Agency risk mainly refers to the risk of losses caused by improper selection of futures intermediaries when investors participate in treasury bond futures trading.
Operational risk refers to the risk caused by human error or computer failure when trading treasury bonds futures.
Market risk refers to the risk of losses caused by drastic changes in the price of government bond futures. The leverage of treasury bond futures is as high as 50 times, which can make small price changes lead to serious equity changes.
Cash flow risk refers to the risk that investors cannot raise funds in time to make up for the deposit. Insufficient margin will lead to forced lightening or liquidation, making the floating loss a real loss.

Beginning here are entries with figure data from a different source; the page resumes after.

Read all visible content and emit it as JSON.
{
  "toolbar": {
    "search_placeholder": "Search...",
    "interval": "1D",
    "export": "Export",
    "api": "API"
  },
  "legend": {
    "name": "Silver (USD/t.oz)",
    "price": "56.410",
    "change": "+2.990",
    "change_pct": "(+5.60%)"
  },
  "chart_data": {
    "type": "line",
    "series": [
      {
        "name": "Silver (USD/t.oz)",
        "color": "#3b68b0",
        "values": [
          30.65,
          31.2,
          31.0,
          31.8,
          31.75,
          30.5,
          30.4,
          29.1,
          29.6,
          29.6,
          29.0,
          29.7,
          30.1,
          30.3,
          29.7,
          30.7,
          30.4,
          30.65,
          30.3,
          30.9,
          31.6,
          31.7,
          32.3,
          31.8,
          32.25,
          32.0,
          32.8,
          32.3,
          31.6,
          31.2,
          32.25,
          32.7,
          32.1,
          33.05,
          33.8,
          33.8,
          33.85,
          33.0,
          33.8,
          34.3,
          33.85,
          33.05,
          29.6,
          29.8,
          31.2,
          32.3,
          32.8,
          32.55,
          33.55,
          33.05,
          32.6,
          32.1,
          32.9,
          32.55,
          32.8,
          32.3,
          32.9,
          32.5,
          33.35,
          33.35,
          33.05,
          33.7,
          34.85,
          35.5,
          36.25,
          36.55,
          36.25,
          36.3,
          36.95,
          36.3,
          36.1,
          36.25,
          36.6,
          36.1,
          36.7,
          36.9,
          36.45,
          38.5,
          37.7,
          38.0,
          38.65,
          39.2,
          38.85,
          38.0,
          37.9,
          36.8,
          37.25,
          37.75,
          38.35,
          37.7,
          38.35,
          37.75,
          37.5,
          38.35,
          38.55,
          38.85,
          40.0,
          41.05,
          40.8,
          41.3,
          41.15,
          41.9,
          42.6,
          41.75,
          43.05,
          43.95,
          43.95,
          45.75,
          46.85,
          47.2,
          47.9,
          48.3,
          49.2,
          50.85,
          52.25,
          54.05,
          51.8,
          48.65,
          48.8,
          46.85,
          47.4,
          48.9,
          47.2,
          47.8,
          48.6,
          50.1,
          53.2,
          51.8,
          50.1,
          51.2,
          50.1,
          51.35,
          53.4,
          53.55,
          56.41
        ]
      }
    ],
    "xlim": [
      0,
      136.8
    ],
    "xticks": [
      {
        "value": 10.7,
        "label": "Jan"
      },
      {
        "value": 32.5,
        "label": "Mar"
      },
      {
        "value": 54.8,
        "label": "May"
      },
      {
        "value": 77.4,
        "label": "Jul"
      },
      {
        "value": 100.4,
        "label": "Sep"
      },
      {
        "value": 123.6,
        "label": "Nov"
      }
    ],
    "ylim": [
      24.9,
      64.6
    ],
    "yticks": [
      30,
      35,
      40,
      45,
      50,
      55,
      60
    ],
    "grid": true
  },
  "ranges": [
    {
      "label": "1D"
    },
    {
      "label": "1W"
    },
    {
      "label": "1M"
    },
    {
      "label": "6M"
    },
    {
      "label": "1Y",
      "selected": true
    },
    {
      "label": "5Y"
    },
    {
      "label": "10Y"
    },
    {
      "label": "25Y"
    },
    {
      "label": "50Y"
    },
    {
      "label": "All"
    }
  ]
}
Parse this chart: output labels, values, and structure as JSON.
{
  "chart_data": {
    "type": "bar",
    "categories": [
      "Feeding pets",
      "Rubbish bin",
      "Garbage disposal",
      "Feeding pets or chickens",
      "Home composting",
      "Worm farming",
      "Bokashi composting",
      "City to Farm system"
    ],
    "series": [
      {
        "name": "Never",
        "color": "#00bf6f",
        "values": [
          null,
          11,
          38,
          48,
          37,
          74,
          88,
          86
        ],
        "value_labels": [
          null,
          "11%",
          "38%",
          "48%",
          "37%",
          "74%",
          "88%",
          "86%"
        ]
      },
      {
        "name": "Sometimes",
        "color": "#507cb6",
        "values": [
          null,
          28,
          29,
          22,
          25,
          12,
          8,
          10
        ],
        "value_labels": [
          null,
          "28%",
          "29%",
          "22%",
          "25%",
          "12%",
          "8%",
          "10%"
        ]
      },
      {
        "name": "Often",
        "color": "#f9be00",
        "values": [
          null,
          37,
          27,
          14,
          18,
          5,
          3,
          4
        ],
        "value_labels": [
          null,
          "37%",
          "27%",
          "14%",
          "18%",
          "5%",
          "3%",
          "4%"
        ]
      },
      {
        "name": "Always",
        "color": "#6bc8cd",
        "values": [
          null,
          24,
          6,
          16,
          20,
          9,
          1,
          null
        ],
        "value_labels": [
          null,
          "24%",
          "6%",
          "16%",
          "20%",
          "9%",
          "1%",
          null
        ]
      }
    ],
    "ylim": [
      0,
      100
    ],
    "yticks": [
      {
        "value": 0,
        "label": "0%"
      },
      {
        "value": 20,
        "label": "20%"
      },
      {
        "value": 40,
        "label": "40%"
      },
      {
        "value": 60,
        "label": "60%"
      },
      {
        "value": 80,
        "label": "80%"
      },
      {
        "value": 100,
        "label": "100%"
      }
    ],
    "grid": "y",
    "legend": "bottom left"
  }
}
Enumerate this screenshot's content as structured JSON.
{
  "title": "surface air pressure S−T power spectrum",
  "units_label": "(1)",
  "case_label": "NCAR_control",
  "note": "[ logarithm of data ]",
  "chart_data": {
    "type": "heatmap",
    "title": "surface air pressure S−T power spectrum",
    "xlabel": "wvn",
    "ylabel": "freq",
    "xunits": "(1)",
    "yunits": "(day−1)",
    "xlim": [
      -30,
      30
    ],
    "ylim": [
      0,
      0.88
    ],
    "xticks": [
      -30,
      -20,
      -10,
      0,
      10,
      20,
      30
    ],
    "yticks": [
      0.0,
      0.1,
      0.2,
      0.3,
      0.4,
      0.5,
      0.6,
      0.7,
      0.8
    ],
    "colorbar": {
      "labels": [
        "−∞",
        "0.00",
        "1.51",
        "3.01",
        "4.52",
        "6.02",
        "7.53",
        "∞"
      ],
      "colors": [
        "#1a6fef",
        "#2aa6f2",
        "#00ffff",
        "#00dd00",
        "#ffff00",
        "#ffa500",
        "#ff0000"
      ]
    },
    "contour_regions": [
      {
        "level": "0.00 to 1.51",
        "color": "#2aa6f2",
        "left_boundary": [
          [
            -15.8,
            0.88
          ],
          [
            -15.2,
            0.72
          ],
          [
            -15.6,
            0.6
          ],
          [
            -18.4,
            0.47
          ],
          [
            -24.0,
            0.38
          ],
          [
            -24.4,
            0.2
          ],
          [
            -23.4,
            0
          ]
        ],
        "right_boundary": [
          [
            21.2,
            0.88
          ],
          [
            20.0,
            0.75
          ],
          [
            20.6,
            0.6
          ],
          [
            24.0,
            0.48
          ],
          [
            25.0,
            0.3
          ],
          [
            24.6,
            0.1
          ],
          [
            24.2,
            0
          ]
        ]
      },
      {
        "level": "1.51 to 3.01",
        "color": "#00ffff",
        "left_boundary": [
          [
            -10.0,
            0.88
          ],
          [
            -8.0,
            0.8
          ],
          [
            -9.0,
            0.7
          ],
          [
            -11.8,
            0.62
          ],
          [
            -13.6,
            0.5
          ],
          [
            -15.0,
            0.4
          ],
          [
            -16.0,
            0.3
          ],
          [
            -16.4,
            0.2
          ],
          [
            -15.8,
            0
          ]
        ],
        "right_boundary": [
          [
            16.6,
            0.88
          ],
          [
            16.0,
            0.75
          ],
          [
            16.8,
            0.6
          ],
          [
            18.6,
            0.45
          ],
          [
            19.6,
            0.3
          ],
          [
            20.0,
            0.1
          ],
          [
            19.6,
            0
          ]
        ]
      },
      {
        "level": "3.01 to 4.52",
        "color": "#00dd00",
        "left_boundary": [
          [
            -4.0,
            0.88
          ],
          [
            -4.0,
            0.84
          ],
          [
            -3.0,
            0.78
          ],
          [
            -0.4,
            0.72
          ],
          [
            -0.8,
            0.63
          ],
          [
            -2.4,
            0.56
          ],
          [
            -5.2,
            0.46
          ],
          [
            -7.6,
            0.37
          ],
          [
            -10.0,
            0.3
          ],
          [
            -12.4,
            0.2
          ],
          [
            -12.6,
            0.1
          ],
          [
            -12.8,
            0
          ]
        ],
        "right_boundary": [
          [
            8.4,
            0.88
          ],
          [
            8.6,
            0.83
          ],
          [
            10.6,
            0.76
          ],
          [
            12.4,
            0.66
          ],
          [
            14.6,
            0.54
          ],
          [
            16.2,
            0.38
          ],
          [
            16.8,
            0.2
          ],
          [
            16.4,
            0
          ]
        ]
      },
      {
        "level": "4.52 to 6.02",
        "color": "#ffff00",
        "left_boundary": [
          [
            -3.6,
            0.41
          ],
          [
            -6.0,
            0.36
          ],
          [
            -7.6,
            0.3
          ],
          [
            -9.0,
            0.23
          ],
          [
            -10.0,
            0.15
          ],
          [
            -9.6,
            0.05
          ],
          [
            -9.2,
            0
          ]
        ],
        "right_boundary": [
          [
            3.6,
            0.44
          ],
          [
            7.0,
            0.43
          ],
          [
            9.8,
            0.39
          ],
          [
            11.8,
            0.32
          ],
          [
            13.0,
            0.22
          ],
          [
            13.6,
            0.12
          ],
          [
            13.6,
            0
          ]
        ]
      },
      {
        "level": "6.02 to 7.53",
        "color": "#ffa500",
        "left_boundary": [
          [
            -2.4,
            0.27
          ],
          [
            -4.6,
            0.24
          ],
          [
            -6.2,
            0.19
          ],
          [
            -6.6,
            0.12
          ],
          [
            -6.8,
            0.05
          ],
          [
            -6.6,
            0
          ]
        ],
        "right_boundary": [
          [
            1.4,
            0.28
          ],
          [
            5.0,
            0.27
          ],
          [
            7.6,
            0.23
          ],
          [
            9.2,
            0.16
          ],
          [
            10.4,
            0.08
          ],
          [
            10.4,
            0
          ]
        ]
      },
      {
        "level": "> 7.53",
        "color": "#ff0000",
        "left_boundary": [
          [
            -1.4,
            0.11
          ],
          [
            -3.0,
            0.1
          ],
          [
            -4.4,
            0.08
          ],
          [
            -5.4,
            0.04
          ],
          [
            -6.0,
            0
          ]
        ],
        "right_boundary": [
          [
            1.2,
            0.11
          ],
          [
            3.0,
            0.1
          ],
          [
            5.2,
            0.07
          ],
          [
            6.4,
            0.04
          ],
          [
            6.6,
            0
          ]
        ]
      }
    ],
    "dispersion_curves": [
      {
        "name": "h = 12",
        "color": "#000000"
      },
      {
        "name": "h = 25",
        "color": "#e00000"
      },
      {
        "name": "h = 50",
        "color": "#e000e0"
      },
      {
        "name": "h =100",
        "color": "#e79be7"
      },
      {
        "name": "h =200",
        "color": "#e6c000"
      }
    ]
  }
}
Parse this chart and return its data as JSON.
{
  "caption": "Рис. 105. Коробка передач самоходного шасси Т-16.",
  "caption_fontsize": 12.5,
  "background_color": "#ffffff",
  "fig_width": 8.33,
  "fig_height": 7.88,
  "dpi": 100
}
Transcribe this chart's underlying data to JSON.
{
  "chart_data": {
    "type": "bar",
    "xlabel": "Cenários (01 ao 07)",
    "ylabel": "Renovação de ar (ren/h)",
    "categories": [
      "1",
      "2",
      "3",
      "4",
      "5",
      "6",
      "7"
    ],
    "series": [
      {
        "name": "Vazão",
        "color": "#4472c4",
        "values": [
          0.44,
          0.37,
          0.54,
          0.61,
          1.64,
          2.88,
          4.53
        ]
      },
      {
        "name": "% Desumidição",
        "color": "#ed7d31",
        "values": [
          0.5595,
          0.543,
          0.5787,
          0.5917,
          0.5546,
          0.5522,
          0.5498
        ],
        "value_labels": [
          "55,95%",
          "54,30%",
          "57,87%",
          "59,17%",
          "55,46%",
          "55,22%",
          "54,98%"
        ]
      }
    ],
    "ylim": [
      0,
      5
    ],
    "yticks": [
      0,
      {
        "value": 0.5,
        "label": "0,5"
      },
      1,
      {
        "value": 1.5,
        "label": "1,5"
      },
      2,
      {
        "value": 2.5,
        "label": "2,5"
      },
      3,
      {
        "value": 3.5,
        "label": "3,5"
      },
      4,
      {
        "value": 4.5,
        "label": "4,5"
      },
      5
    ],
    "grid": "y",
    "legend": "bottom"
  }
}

Liquidity risk refers to the lack of counterparties in the market, the lack of depth in the market and the large bid-ask spread. In 20 19, the liquidity of China's treasury bond futures market improved significantly. The daily average optimal bid-ask spread of the main contracts of 2-year, 5-year and 10-year treasury bonds futures is maintained near the minimum fluctuation price of 1, and the average daily depth of 5 lots exceeds 300 lots.
Legal risk refers to the failure to obtain the original expected profit due to violation of laws and regulations or exchange trading rules in treasury bond futures trading. For example, CICC may take some risk control measures, such as compulsory lightening, which may lead to changes in traders' positions due to laws and regulations.